The Professor turned and looked down at him, dismissive as usual. "Oh, come now, Harry. Really, magic? I thought you'd know better than to take this seriously, son, even if you're only ten. Magic is just about the most unscientific thing there is!"

Harry's mouth twisted bitterly. He was treated well, probably better than most genetic fathers treated their own children. Harry had been sent to the best primary schools – and when that didn't work out, he was provided with tutors from the endless pool of starving students. Always Harry had been encouraged to study whatever caught his attention, bought all the books that caught his fancy, sponsored in whatever maths or science competitions he entered. He was given anything reasonable that he wanted, except, maybe, the slightest shred of respect. A Doctor teaching biochemistry at Oxford could hardly be expected to listen to the advice of a little boy. You would listen to Show Interest, of course; that's what a Good Parent would do, and so, if you conceived of yourself as a Good Parent, you would do it. But take a ten-year-old seriously? Hardly.

Sometimes Harry wanted to scream at his father.

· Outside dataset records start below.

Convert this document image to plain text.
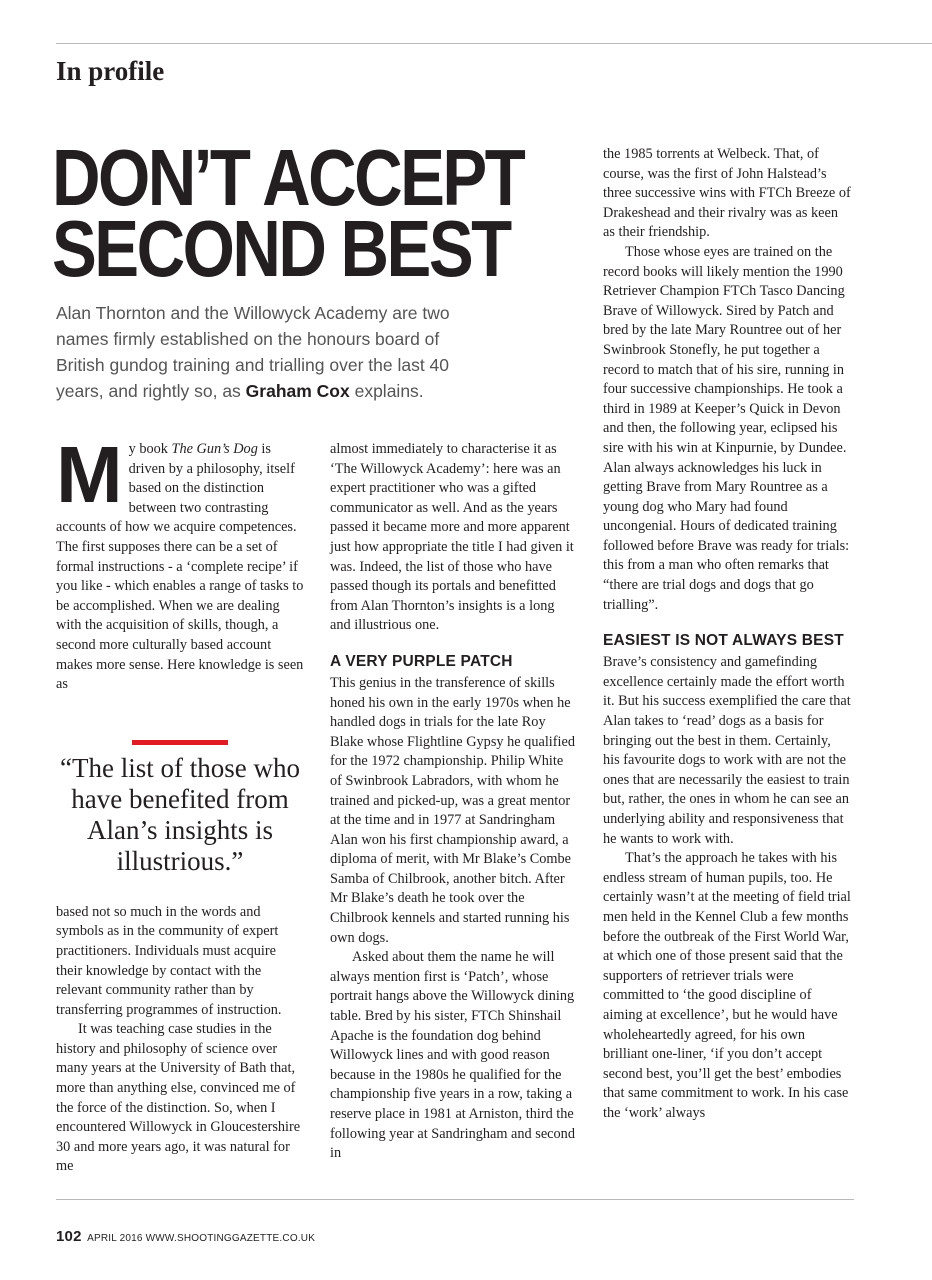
In profile
DON’T ACCEPT
SECOND BEST

Alan Thornton and the Willowyck Academy are two names firmly established on the honours board of British gundog training and trialling over the last 40 years, and rightly so, as Graham Cox explains.

My book The Gun’s Dog is driven by a philosophy, itself based on the distinction between two contrasting accounts of how we acquire competences. The first supposes there can be a set of formal instructions - a ‘complete recipe’ if you like - which enables a range of tasks to be accomplished. When we are dealing with the acquisition of skills, though, a second more culturally based account makes more sense. Here knowledge is seen as

based not so much in the words and symbols as in the community of expert practitioners. Individuals must acquire their knowledge by contact with the relevant community rather than by transferring programmes of instruction.

It was teaching case studies in the history and philosophy of science over many years at the University of Bath that, more than anything else, convinced me of the force of the distinction. So, when I encountered Willowyck in Gloucestershire 30 and more years ago, it was natural for me

“The list of those who have benefited from Alan’s insights is illustrious.”

almost immediately to characterise it as ‘The Willowyck Academy’: here was an expert practitioner who was a gifted communicator as well. And as the years passed it became more and more apparent just how appropriate the title I had given it was. Indeed, the list of those who have passed though its portals and benefitted from Alan Thornton’s insights is a long and illustrious one.

A VERY PURPLE PATCH

This genius in the transference of skills honed his own in the early 1970s when he handled dogs in trials for the late Roy Blake whose Flightline Gypsy he qualified for the 1972 championship. Philip White of Swinbrook Labradors, with whom he trained and picked-up, was a great mentor at the time and in 1977 at Sandringham Alan won his first championship award, a diploma of merit, with Mr Blake’s Combe Samba of Chilbrook, another bitch. After Mr Blake’s death he took over the Chilbrook kennels and started running his own dogs.

Asked about them the name he will always mention first is ‘Patch’, whose portrait hangs above the Willowyck dining table. Bred by his sister, FTCh Shinshail Apache is the foundation dog behind Willowyck lines and with good reason because in the 1980s he qualified for the championship five years in a row, taking a reserve place in 1981 at Arniston, third the following year at Sandringham and second in

the 1985 torrents at Welbeck. That, of course, was the first of John Halstead’s three successive wins with FTCh Breeze of Drakeshead and their rivalry was as keen as their friendship.

Those whose eyes are trained on the record books will likely mention the 1990 Retriever Champion FTCh Tasco Dancing Brave of Willowyck. Sired by Patch and bred by the late Mary Rountree out of her Swinbrook Stonefly, he put together a record to match that of his sire, running in four successive championships. He took a third in 1989 at Keeper’s Quick in Devon and then, the following year, eclipsed his sire with his win at Kinpurnie, by Dundee. Alan always acknowledges his luck in getting Brave from Mary Rountree as a young dog who Mary had found uncongenial. Hours of dedicated training followed before Brave was ready for trials: this from a man who often remarks that “there are trial dogs and dogs that go trialling”.

EASIEST IS NOT ALWAYS BEST

Brave’s consistency and gamefinding excellence certainly made the effort worth it. But his success exemplified the care that Alan takes to ‘read’ dogs as a basis for bringing out the best in them. Certainly, his favourite dogs to work with are not the ones that are necessarily the easiest to train but, rather, the ones in whom he can see an underlying ability and responsiveness that he wants to work with.

That’s the approach he takes with his endless stream of human pupils, too. He certainly wasn’t at the meeting of field trial men held in the Kennel Club a few months before the outbreak of the First World War, at which one of those present said that the supporters of retriever trials were committed to ‘the good discipline of aiming at excellence’, but he would have wholeheartedly agreed, for his own brilliant one-liner, ‘if you don’t accept second best, you’ll get the best’ embodies that same commitment to work. In his case the ‘work’ always

102 APRIL 2016 WWW.SHOOTINGGAZETTE.CO.UK
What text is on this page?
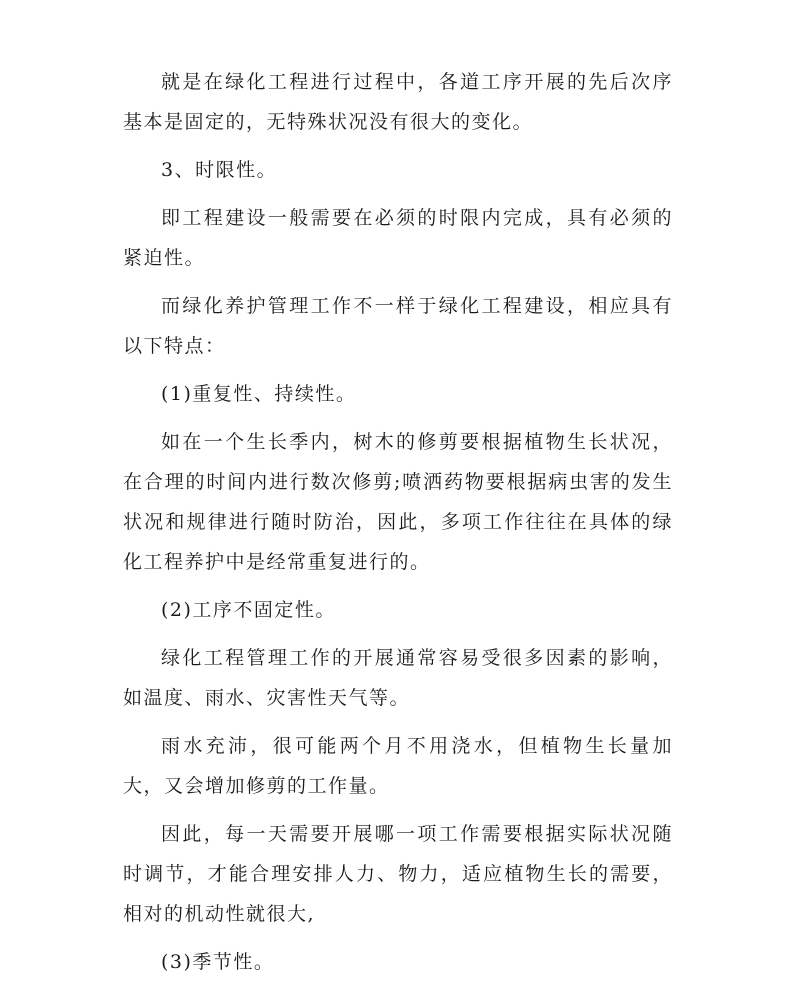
就是在绿化工程进行过程中，各道工序开展的先后次序基本是固定的，无特殊状况没有很大的变化。

3、时限性。

即工程建设一般需要在必须的时限内完成，具有必须的紧迫性。

而绿化养护管理工作不一样于绿化工程建设，相应具有以下特点：

(1)重复性、持续性。

如在一个生长季内，树木的修剪要根据植物生长状况，在合理的时间内进行数次修剪;喷洒药物要根据病虫害的发生状况和规律进行随时防治，因此，多项工作往往在具体的绿化工程养护中是经常重复进行的。

(2)工序不固定性。

绿化工程管理工作的开展通常容易受很多因素的影响，如温度、雨水、灾害性天气等。

雨水充沛，很可能两个月不用浇水，但植物生长量加大，又会增加修剪的工作量。

因此，每一天需要开展哪一项工作需要根据实际状况随时调节，才能合理安排人力、物力，适应植物生长的需要，相对的机动性就很大,

(3)季节性。
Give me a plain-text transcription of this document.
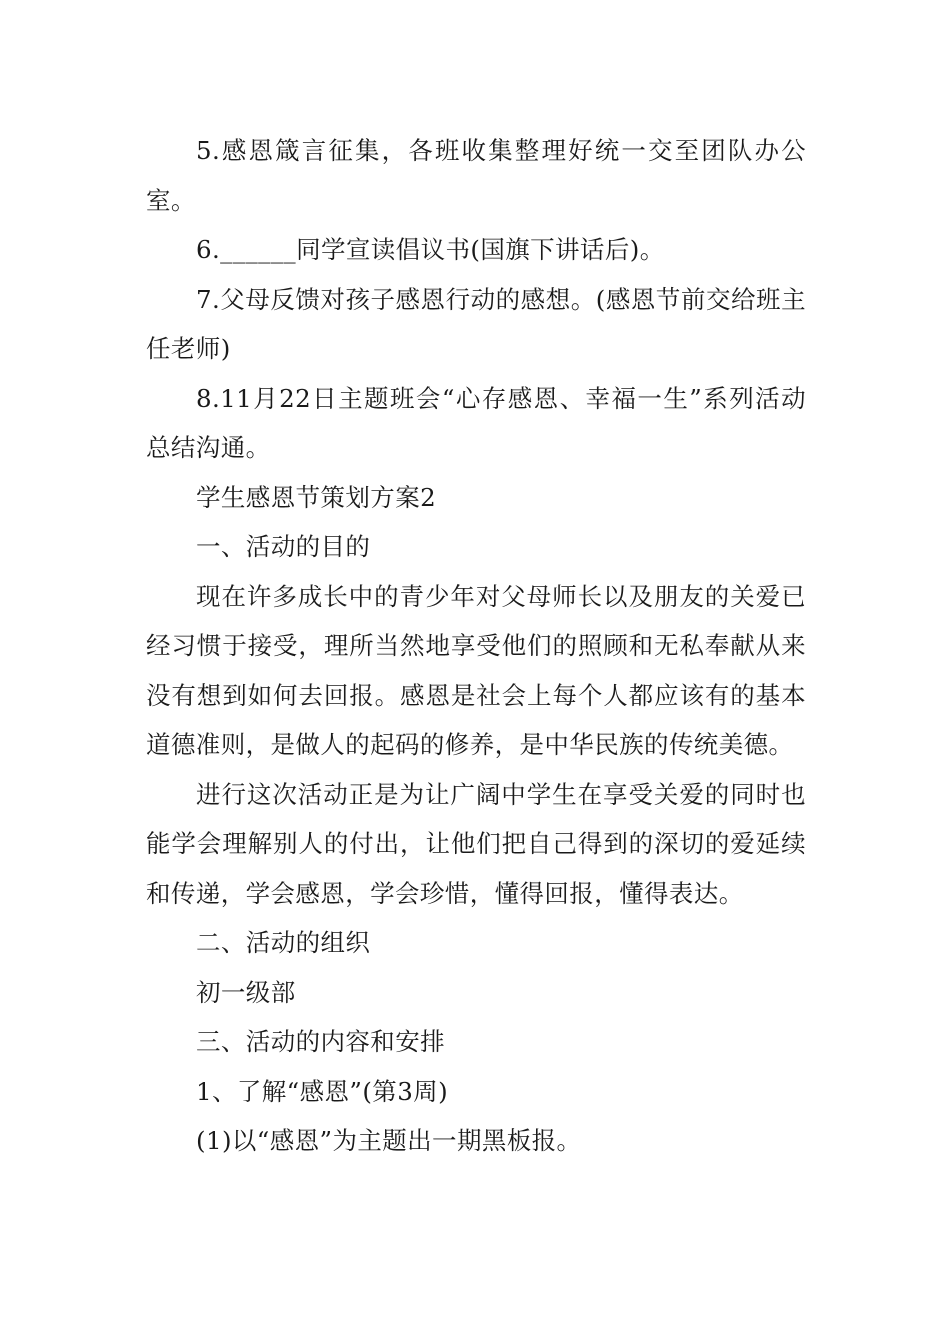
5.感恩箴言征集，各班收集整理好统一交至团队办公室。

6.______同学宣读倡议书(国旗下讲话后)。

7.父母反馈对孩子感恩行动的感想。(感恩节前交给班主任老师)

8.11月22日主题班会“心存感恩、幸福一生”系列活动总结沟通。

学生感恩节策划方案2

一、活动的目的

现在许多成长中的青少年对父母师长以及朋友的关爱已经习惯于接受，理所当然地享受他们的照顾和无私奉献从来没有想到如何去回报。感恩是社会上每个人都应该有的基本道德准则，是做人的起码的修养，是中华民族的传统美德。

进行这次活动正是为让广阔中学生在享受关爱的同时也能学会理解别人的付出，让他们把自己得到的深切的爱延续和传递，学会感恩，学会珍惜，懂得回报，懂得表达。

二、活动的组织

初一级部

三、活动的内容和安排

1、了解“感恩”(第3周)

(1)以“感恩”为主题出一期黑板报。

"Mum," Harry said. "If you want to win this argument with Dad, look in chapter two of the first book of the Feynman Lectures on Physics. There's a quote there about how philosophers say a great deal about what science absolutely requires, and it is all wrong, because the only rule in science is that the final arbiter is observation – that you just have to look at the world and report what you see. Um… off the top of my head I can't think of where to find something about how it's an ideal of science to settle things by experiment instead of arguments -"

His mother looked down at him and smiled. "Thank you, Harry. But -" her head rose back up to stare at her husband. "I don't want to win an argument with your father. I want my husband to, to listen to his wife who loves him, and trust her just this once -"

Harry closed his eyes briefly. Hopeless. Both of his parents were just hopeless.